La suerte de besar

Ajedrecista o Agustina de Aragón

Mercè Marrero Fuster

Mercè Marrero Fuster

Lo que está sucediendo tras la entrada en vigor de la norma del ‘solo es sí es sí’ se percibe como una banalización de la vida pública y como una falta de seriedad a la hora de tratar un tema prioritario para la sociedad.

Varios compañeros de mi trabajo son buenos ajedrecistas. Jamás les he visto delante de un tablero ni hemos hablado sobre el tema, pero lo sé. A la hora de afrontar un problema complejo, sopesan todas las posibilidades. Qué pasará si hago esto o cómo reaccionará si digo aquello. El resultado es que son grandes gestores y que trabajar a su lado es un lujo porque su manera de resolver conflictos o de abordar cuestiones del día a día jamás es evidente.

Mi psicólogo, a quien amo, cree que debería calmar mi instinto Agustina de Aragón. Al contrario de un buen ajedrecista, yo saco los cañones y me pongo el sosiego por montera. Soy la evidencia personificada. Un auténtico desastre. En el ámbito de la política son necesarias figuras de ajedrecistas. Conozco a una mujer que es una flecha incidiendo en políticas públicas. Estudia las normas, analiza sus posibles interpretaciones y es especialista en hacer el trabajo de una hormiguita. Se pasa media vida en Madrid, hablando con unos y otros, preguntado a expertos, explicando las necesidades de los colectivos a quien desea que protejan las normas aún no publicadas, seduciendo con sus argumentos y llegando a consensos. No querría jugar jamás con ella una partida de ajedrez.

Entiendo que los buenos políticos deberían aprender algo de esta manera de hacer a la hora de proponer reformas legislativas. Tener claros cuáles son sus objetivos, ser poco protagonistas, rodearse de gente experta y preparada y llegar a pactos con el máximo número de agentes posibles. La ministra Irene Montero y su ley del ‘solo sí es sí’ es, en mi opinión, un claro ejemplo de todo lo contrario y de lo que no debería hacerse a la hora de legislar y de confeccionar políticas públicas que redunden en el bien común y, en este caso, en el supuesto bienestar de las mujeres.

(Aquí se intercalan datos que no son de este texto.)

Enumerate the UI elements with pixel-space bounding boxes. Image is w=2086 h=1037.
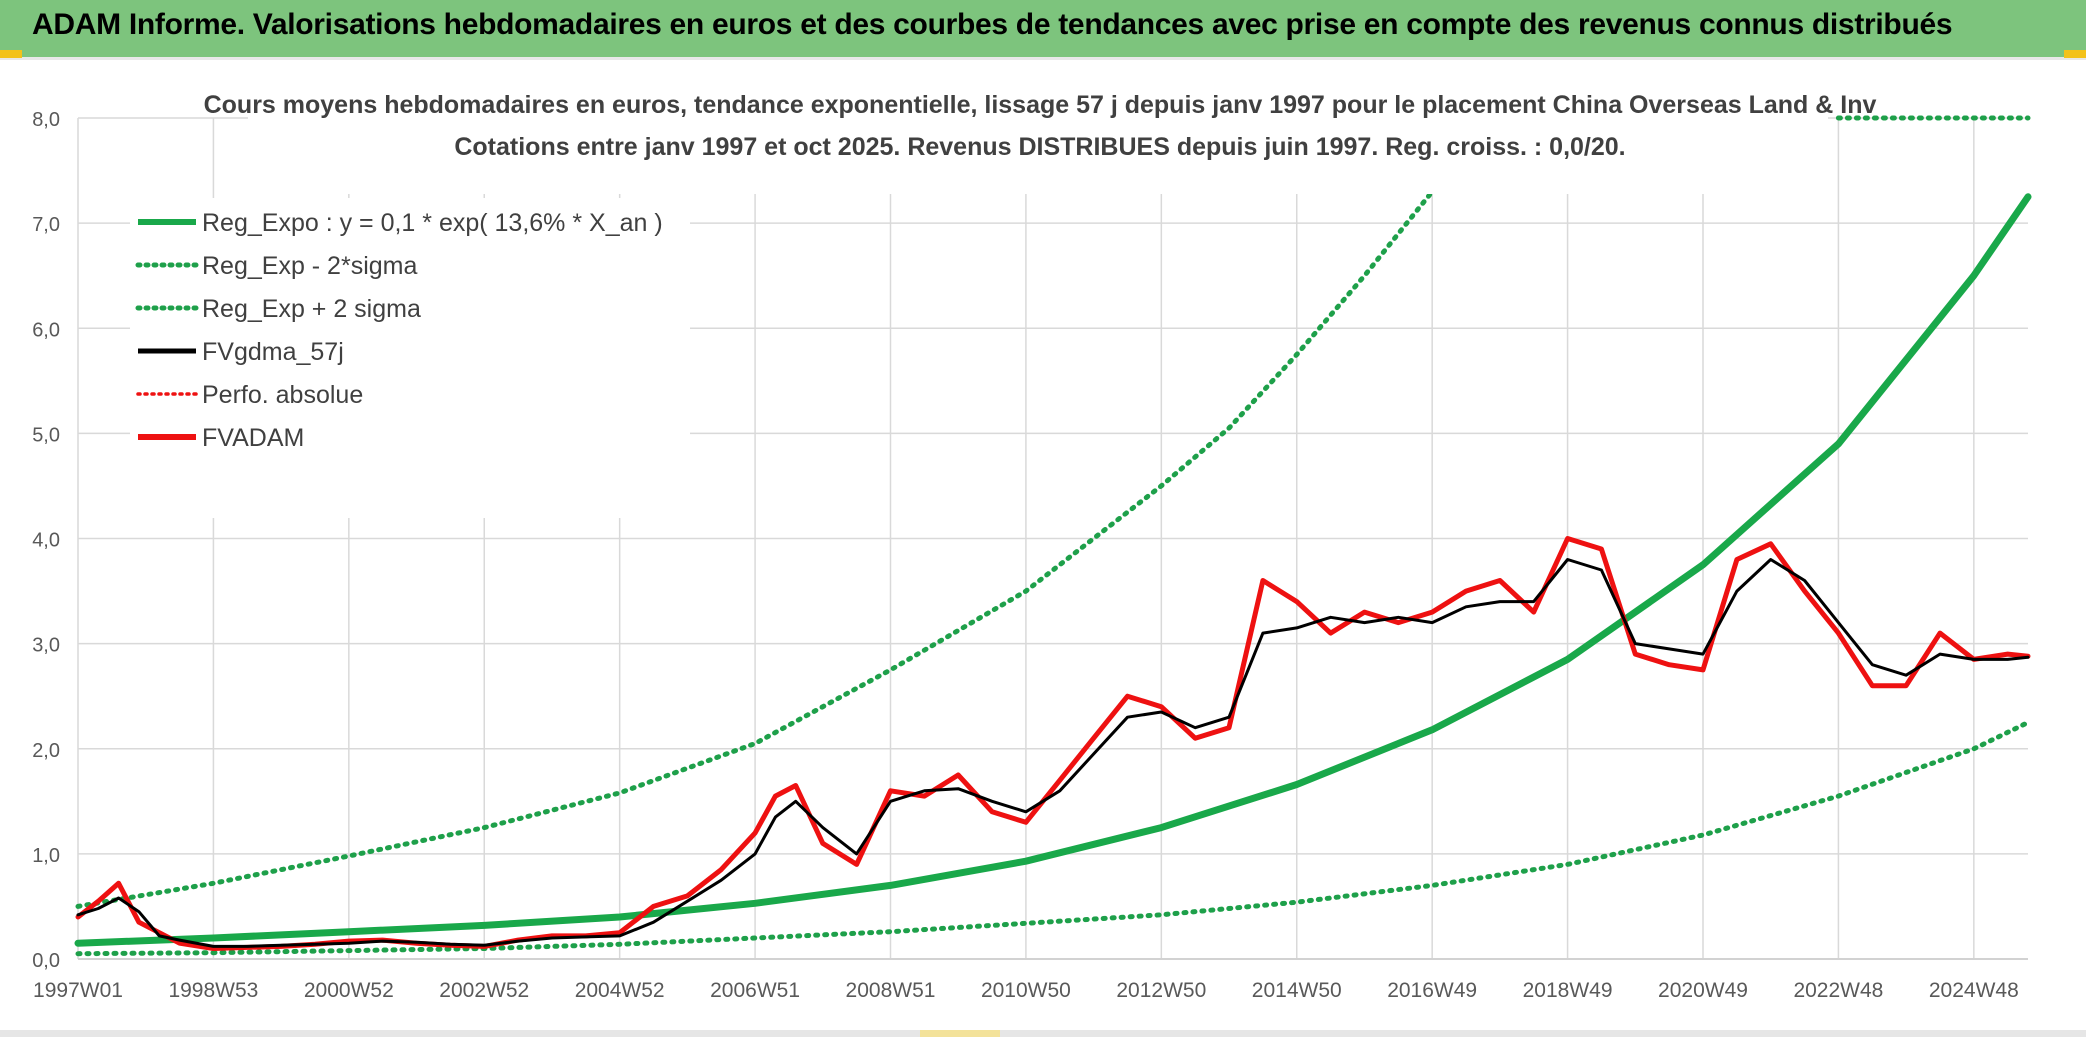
legend-label-fvgdma: FVgdma_57j bbox=[202, 338, 344, 366]
header-corner-left bbox=[0, 50, 22, 58]
legend-label-reg-expo: Reg_Expo : y = 0,1 * exp( 13,6% * X_an ) bbox=[202, 209, 663, 237]
y-tick-label: 4,0 bbox=[32, 530, 60, 552]
chart-title-line1: Cours moyens hebdomadaires en euros, ten… bbox=[204, 91, 1877, 119]
chart-title-background bbox=[248, 82, 1828, 194]
y-tick-label: 0,0 bbox=[32, 950, 60, 972]
x-tick-label: 2008W51 bbox=[846, 979, 936, 1002]
legend-label-reg-plus: Reg_Exp + 2 sigma bbox=[202, 295, 421, 323]
y-tick-label: 2,0 bbox=[32, 740, 60, 762]
series-fvadam bbox=[75, 536, 2031, 951]
y-tick-labels: 0,0 1,0 2,0 3,0 4,0 5,0 6,0 7,0 8,0 bbox=[32, 109, 60, 972]
x-tick-label: 2014W50 bbox=[1252, 979, 1342, 1002]
x-tick-label: 2002W52 bbox=[439, 979, 529, 1002]
legend-background bbox=[130, 198, 690, 518]
x-tick-label: 2012W50 bbox=[1116, 979, 1206, 1002]
x-tick-label: 2022W48 bbox=[1793, 979, 1883, 1002]
series-fvgdma bbox=[76, 558, 2030, 948]
legend-label-perfo: Perfo. absolue bbox=[202, 381, 363, 409]
header-corner-right bbox=[2064, 50, 2086, 58]
x-tick-label: 2006W51 bbox=[710, 979, 800, 1002]
y-tick-label: 8,0 bbox=[32, 109, 60, 131]
x-tick-label: 2018W49 bbox=[1523, 979, 1613, 1002]
y-tick-label: 3,0 bbox=[32, 635, 60, 657]
x-tick-labels: 1997W01 1998W53 2000W52 2002W52 2004W52 2006W… bbox=[33, 979, 2019, 1002]
x-tick-label: 2004W52 bbox=[575, 979, 665, 1002]
legend-label-reg-minus: Reg_Exp - 2*sigma bbox=[202, 252, 417, 280]
legend: Reg_Expo : y = 0,1 * exp( 13,6% * X_an )… bbox=[130, 198, 690, 518]
x-tick-label: 2016W49 bbox=[1387, 979, 1477, 1002]
y-tick-label: 5,0 bbox=[32, 424, 60, 446]
y-tick-label: 6,0 bbox=[32, 319, 60, 341]
bottom-strip-mark bbox=[920, 1030, 1000, 1037]
chart: 0,0 1,0 2,0 3,0 4,0 5,0 6,0 7,0 8,0 1997W01 1998W… bbox=[0, 60, 2086, 1028]
series-reg-minus-2sigma bbox=[75, 720, 2031, 957]
series-reg-expo bbox=[74, 193, 2032, 947]
header-bar: ADAM Informe. Valorisations hebdomadaire… bbox=[0, 0, 2086, 60]
bottom-strip bbox=[0, 1030, 2086, 1037]
y-tick-label: 7,0 bbox=[32, 214, 60, 236]
series-reg-plus-2sigma bbox=[75, 115, 1476, 909]
series-layer bbox=[74, 115, 2032, 957]
x-tick-label: 2010W50 bbox=[981, 979, 1071, 1002]
x-tick-label: 2000W52 bbox=[304, 979, 394, 1002]
x-tick-label: 2020W49 bbox=[1658, 979, 1748, 1002]
x-tick-label: 1998W53 bbox=[168, 979, 258, 1002]
page-title: ADAM Informe. Valorisations hebdomadaire… bbox=[32, 8, 1953, 41]
y-tick-label: 1,0 bbox=[32, 845, 60, 867]
x-tick-label: 2024W48 bbox=[1929, 979, 2019, 1002]
x-tick-label: 1997W01 bbox=[33, 979, 123, 1002]
chart-title-line2: Cotations entre janv 1997 et oct 2025. R… bbox=[454, 133, 1625, 161]
legend-label-fvadam: FVADAM bbox=[202, 424, 304, 452]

Muchas personas tenemos la sensación de que la norma se ha ideado y gestado en las manifestaciones, se ha debatido en Twitter y se ha defendido a golpe de titular. Que, en los días posteriores a su entrada en vigor, los tribunales hayan excarcelado a cinco delincuentes sexuales, se hayan rebajado al menos doce condenas por abuso sexual y deban revisarse otras tantas es la peor de las noticias. Ante todo, para las víctimas, que vuelven a revivir el calvario y a padecer la desprotección, pero también para el resto de la sociedad. Porque el resultado de todo este periplo se percibe como una banalización de la vida pública. Porque parece que es una norma personalista que no ha logrado el consenso de todo un Gobierno de izquierdas. Porque publicar una norma con fisuras técnicas transmite poco rigor y falta de seriedad. Porque el ataque de Pablo Iglesias en Twitter al silencio de la vicepresidenta del Gobierno, Yolanda Díaz, se interpreta como una rabieta de quien quiere seguir mandando en la sombra y porque, en general, hay una falta de clase y de finezza que las mujeres, y tampoco los hombres, de este país no merecemos.

Ciertas cosas merecen ser gestionadas estratégicamente y no a golpe de cañonazo. Las Agustinas de Aragón pueden llegar a ser valiosas en ámbitos que no sean políticos. Para asuntos serios, juguemos al ajedrez.